In the weeks before his death, Bileya wrote to some of his former professors urgently pleading for prayers for peace amid tribal conflict in his region.

“It is war,” he wrote. “The Tiv tribe is in a serious war with my people, the Jukun/Itchen tribe. So far more than 10 of our villages have been completely destroyed and people killed. The Jukun/Itchen tribe has retaliated by destroying Tiv tribe’s villages and killing their people as well. … Many people have fled the town for safety, including my family, but I have remained in Mararraba praying and hoping for God’s restoration of peace and protection of the town and church.”

While Nigeria has suffered decades of inter-religious violence between Muslims and Christians, Bileya wrote that both of the tribes engulfed in this conflict were majority Christian, many of whose churches were planted by the same North American missionaries, and that the conflict stemmed from a farmland dispute. He wrote that the local government, beset by the challenges of religious conflict and managing the COVID-19 pandemic, was incapable of keeping the peace.

“Sometimes I feel like leaving Nigeria to work somewhere else that is more peaceful. I am tired of the insurgencies, communal clashes, armed robbery, kidnappings, poor economic that renders us live hand to mouth, and other serious vices. God the Sovereign is our only hope.”

In a Facebook post, John Witvliet, Director of the Calvin Institute of Christian Worship and Professor of Worship at Calvin Seminary, recalled Bileya as a student and a colleague.
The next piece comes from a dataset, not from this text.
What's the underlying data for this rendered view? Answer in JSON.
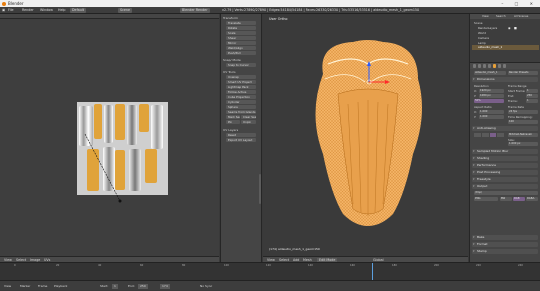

“He loved books, and was eager to organize shipments of books he could use with his students and colleagues in ministry,” Witvliet wrote. ”He was also very interested in analyzing the similarities and differences in ministry contexts in various places around the world, insisting that he needed to learn from as many different contexts as possible in order to discern what faithful ministry should look like in his context.”

Witvliet supervised Bileya’s thesis, which was entitled “The Liturgical Use of Spiritual Gifts: Discerning Next Steps in Contextual Nigerian Practice.” He completed his degree in 2014. Bileya also studied at the Robert E. Webber Institute for Worship Studies in Jacksonville, Florida.

In a letter to the Calvin Seminary community, President Medenblik recalled Bileya’s presence in the community and in particular his gesture of washing the building’s windows. “I will not look at those windows the same way from now on,” Medenblik wrote.

“The news of Emmanuel and his wife Julianna’s killing stunned and saddened me beyond words,” wrote Albert Strydhorst, program manager for the Timothy Leadership Training program and adjunct professor of missiology at Calvin Seminary. “I will always remember Emmanuel’s hope for peace and reconciliation between those in conflict. I’ll remember his heart for church-planting and theological education in Nigeria. For several years in the late 1990’s and 2000’s I worked with him in these areas, especially as he coordinated Timothy Leadership Training in the CRC-N. I’ll remember the energy and talent he brought to leading praise and worship with a remarkable beat, inspired and sharpened by his participation in the Calvin Symposium on Worship. And the love and concern he expressed for his wife and children during those months of separation during his CTS studies. And finally, his work as a pastor with his congregation in Mararraba–staying and praying and hoping for God’s restoration of peace.”